“Wow keren. Hebat ya, bisa kuliah di luar negeri.”
Berikut ini jawabannya.
Saya awali dengan contoh kasus sebagai ilustrasi. Beberapa tahun lalu saya sempat berbeda pendapat dengan seorang professor (tamatan Barat) di kampus saya saat dia mengatakan bahwa tamatan Malaysia itu tidak dianggap alumni luar negeri dengan nada merendahkan.
Pernyataan itu disampaikan di forum akademik yang dihadiri oleh ratusan dosen. Beberapa alumni Malaysia kemudian meradang.
Sampai-sampai Perhimpunan Alumi Malaysia (PAM) Cabang Jambi harus turun tangan. Namun, demi kemaslahatan bersama, dilakukan komunikasi untuk mencari solusi. Dimaafkan walau tetap jadi catatan sejarah.
Persoalannya, mengapa saya tidak setuju dengan pernyataan itu? Bukan karena alumni Malaysia tidak dianggap, tapi ada kesan yang ingin disampaikan bahwa tamatan luar negeri itu hanya mereka yang alumni Barat. Masak iya?
Tidak hanya karena kejadian itu, sebenarnya sejak lama saya juga sudah concern terhadap persoalan ini. Saya agaknya beda pendapat jika ada yang mengatakan bahwa tamatan luar negeri lebih hebat, lebih bagus, lebih wow. Pandangan semacam ini menurut saya (anda boleh berbeda) agak terlalu menjeneralisir.
Faktanya, ada dosen yang tamatan luar negeri tapi biasa-biasa saja. Di sisi lain, ada yang tamat dalam negeri, kampus tidak terkenal, tapi kiprah dan kontribusinya luar biasa.
Jika begitu, mari kita diskusikan. Pertama, harus dicatat bahwa ijazah itu (S1, S2, dan S3) adalah selembar kertas bukti administrasi bahwa seseorang telah menyelasikan pendidikannya di level tertentu setelah melewati berbagai syarat akademis (diatur oleh undang-undang yang berlaku).
Sekali lagi, bukti administratif dengan alat ukur akademis. Bagi saya, ijazah itu baru berupa bahan mentah yang belum memberikan nilai apa pun.
Kedua, ijazah itu akan bernilai ketika dimanfaatkan untuk berkiprah dan berkontribusi. Dengan kata lain, ijazah itu hanyalah tiket untuk memberikan manfaat dirinya buat orang lain.

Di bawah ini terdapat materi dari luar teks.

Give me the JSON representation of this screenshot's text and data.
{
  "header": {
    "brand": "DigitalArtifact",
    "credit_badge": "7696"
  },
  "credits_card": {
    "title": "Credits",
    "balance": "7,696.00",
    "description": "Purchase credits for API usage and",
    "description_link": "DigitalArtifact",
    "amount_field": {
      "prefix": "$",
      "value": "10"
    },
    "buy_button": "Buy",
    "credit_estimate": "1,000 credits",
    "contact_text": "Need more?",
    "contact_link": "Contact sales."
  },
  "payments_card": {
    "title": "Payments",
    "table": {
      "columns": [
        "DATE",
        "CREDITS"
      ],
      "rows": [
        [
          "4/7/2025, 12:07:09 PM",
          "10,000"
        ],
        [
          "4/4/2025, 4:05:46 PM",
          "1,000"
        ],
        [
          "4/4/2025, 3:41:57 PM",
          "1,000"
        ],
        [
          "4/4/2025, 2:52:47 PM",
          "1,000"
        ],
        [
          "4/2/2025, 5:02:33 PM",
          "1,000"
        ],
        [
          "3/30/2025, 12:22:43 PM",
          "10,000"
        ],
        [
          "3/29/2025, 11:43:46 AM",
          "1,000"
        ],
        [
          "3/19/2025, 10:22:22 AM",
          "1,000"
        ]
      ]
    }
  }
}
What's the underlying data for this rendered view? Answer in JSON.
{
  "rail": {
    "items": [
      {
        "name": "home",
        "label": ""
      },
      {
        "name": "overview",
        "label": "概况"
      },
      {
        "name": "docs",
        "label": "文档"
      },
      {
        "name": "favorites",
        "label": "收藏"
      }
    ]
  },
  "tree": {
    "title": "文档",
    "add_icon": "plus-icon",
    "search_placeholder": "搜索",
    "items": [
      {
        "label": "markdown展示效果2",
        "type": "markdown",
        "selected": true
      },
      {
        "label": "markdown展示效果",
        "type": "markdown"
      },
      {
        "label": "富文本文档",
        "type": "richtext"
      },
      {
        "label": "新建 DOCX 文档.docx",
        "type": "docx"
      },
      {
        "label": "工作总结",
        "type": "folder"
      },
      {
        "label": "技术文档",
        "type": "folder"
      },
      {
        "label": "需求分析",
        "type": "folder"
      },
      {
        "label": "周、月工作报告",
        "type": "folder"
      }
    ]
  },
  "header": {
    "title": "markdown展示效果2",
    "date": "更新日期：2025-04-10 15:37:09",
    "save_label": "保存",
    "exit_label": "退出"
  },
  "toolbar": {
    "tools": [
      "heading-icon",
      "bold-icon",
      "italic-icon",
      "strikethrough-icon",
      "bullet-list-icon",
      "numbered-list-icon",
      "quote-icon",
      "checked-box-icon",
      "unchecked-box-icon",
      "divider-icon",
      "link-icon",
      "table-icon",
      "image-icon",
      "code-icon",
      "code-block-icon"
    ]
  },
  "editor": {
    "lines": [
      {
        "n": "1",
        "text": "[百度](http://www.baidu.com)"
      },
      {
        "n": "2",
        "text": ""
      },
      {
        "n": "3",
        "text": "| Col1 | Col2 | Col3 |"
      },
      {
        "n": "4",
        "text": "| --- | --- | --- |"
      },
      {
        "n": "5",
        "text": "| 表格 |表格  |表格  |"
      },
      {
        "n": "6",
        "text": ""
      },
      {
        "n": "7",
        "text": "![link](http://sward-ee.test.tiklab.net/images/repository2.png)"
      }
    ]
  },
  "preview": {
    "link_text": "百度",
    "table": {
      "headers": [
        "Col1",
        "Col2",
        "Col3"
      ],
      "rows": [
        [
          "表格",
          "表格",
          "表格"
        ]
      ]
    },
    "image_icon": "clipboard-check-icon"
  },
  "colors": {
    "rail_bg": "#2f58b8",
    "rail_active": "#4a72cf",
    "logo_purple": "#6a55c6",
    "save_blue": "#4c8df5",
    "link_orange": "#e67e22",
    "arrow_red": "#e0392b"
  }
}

Jadi, nilainya sudah bergeser dari yang bersifat administratif menjadi kontributif. Pertanyaannya bukan lagi tamatan mana, tapi bisa berbuat apa. Bisa memberikan apa. Seberapa besar manfaat dirinya. Dan seterusnya.
Ketiga, kiprah dan kontribusi. Menurut saya inilah yang harus menjadi titik beratnya agar kita tidak terjebak pada dekotomi tamatan luar dan dalam negeri.
Kualitas kita (terutama dosen) tidak semata ditentukan oleh tamatan mana, tapi lebih kepada bisa berkontribusi apa.
Masing-masing kita harus terus berlomba-lomba memperbesar kontribusi untuk kemaslahatan ummat manusia di muka bumi ini sesuai Tri Dharma Perguruan Tinggi (pengajaran, penelitian dan pengabdian pada masyarakat).
Keempat, mempersoalkan (apa lagi dengan melakukan stereotyping) tamatan dalam dan luar negeri yakinlah tidak akan mendatangkan manfaat, boleh jadi akan menimbulkan kemudharatan.
Persoalan kuliah di dalam dan di luar negeri itu hanyalah semata kesempatan yang Allah berikan (tanpa mengabaikan segala usaha dan perjuangan yang dilakukan).
Ada orang yang Allah izinkan menuntut ilmu di luar, ada pula yang menurut Allah di dalam negeri lebih baik baginya.
Akhirnya, yakinlah bahwa setiap jengkal permukaan bumi Allah ini adalah tempat terbaik untuk berbuat kebaikan termasuk dalam hal menuntut ilmu.
Jika begitu, di dalam dan di luar negeri itu sama saja selagi bisa berkontribusi dalam kebaikan dan tidak ada yang boleh merasa lebih (juga merasa rendah) dari yang lainnya.
Ukurannya cuma satu, seberapa besar kontribusinya dalam kebaikan. Semoga!